Kadın yatakta bir yandan diğer yana döndü. Huzursuz olmuştu. Salıncak ve küçük kız bir düş müydü yoksa…Çoktandır alışmıştı sık sık kâbuslarla bölünen uykusundan fırlayıp banyoda yüzünü yıkamaya, alışıktı düşte mi gerçekte mi olduğunu sınamaya… Sonra…

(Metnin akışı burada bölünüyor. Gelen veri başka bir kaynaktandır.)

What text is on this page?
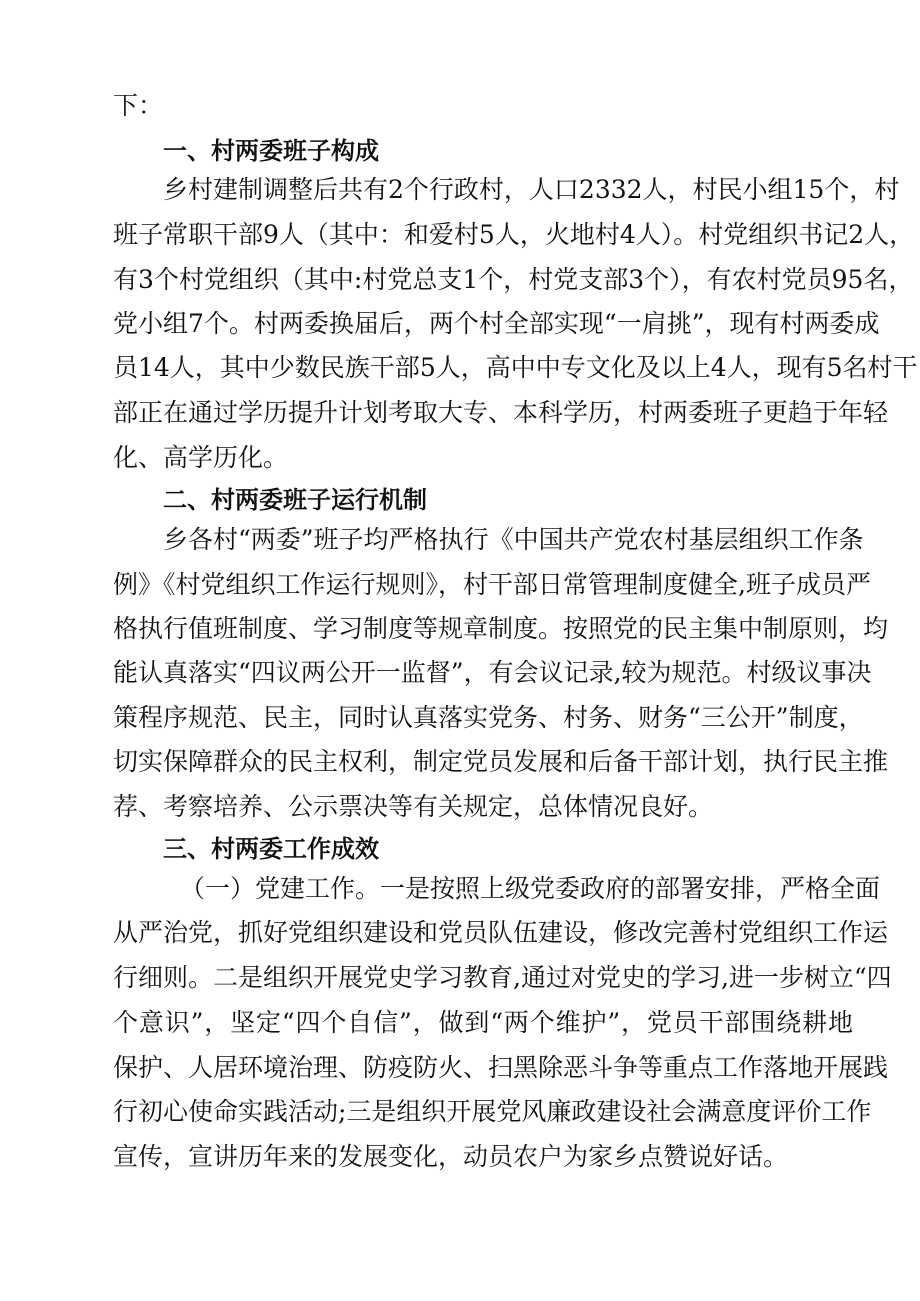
下：
一、村两委班子构成
乡村建制调整后共有2个行政村，人口2332人，村民小组15个，村
班子常职干部9人（其中：和爱村5人，火地村4人）。村党组织书记2人，
有3个村党组织（其中:村党总支1个，村党支部3个），有农村党员95名，
党小组7个。村两委换届后，两个村全部实现“一肩挑”，现有村两委成
员14人，其中少数民族干部5人，高中中专文化及以上4人，现有5名村干
部正在通过学历提升计划考取大专、本科学历，村两委班子更趋于年轻
化、高学历化。
二、村两委班子运行机制
乡各村“两委”班子均严格执行《中国共产党农村基层组织工作条
例》《村党组织工作运行规则》，村干部日常管理制度健全,班子成员严
格执行值班制度、学习制度等规章制度。按照党的民主集中制原则，均
能认真落实“四议两公开一监督”，有会议记录,较为规范。村级议事决
策程序规范、民主，同时认真落实党务、村务、财务“三公开”制度，
切实保障群众的民主权利，制定党员发展和后备干部计划，执行民主推
荐、考察培养、公示票决等有关规定，总体情况良好。
三、村两委工作成效
（一）党建工作。一是按照上级党委政府的部署安排，严格全面
从严治党，抓好党组织建设和党员队伍建设，修改完善村党组织工作运
行细则。二是组织开展党史学习教育,通过对党史的学习,进一步树立“四
个意识”，坚定“四个自信”，做到“两个维护”，党员干部围绕耕地
保护、人居环境治理、防疫防火、扫黑除恶斗争等重点工作落地开展践
行初心使命实践活动;三是组织开展党风廉政建设社会满意度评价工作
宣传，宣讲历年来的发展变化，动员农户为家乡点赞说好话。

İpleri sıkıca tuttuğu ellerini gevşetti, ayaklarını yataktan aşağı sallandırdı ve banyoya koştu. Aynada kendini görünce uyandıysa da kızının sesi kulağından gitmiyordu. Hemen onun odasına daldı. Yatağa yaklaştı. Küçük kız derin uykudaydı. Yatağın yanında bir süre durup onu seyretti. Biraz önce düşünde ne demek istemişti acaba… Bir anlamı var mıydı? Ertesi sabah bu düşü de unutmadan yazmalıyım diye düşündü. Ayaklarını süre süre boş yatağına geri döndü.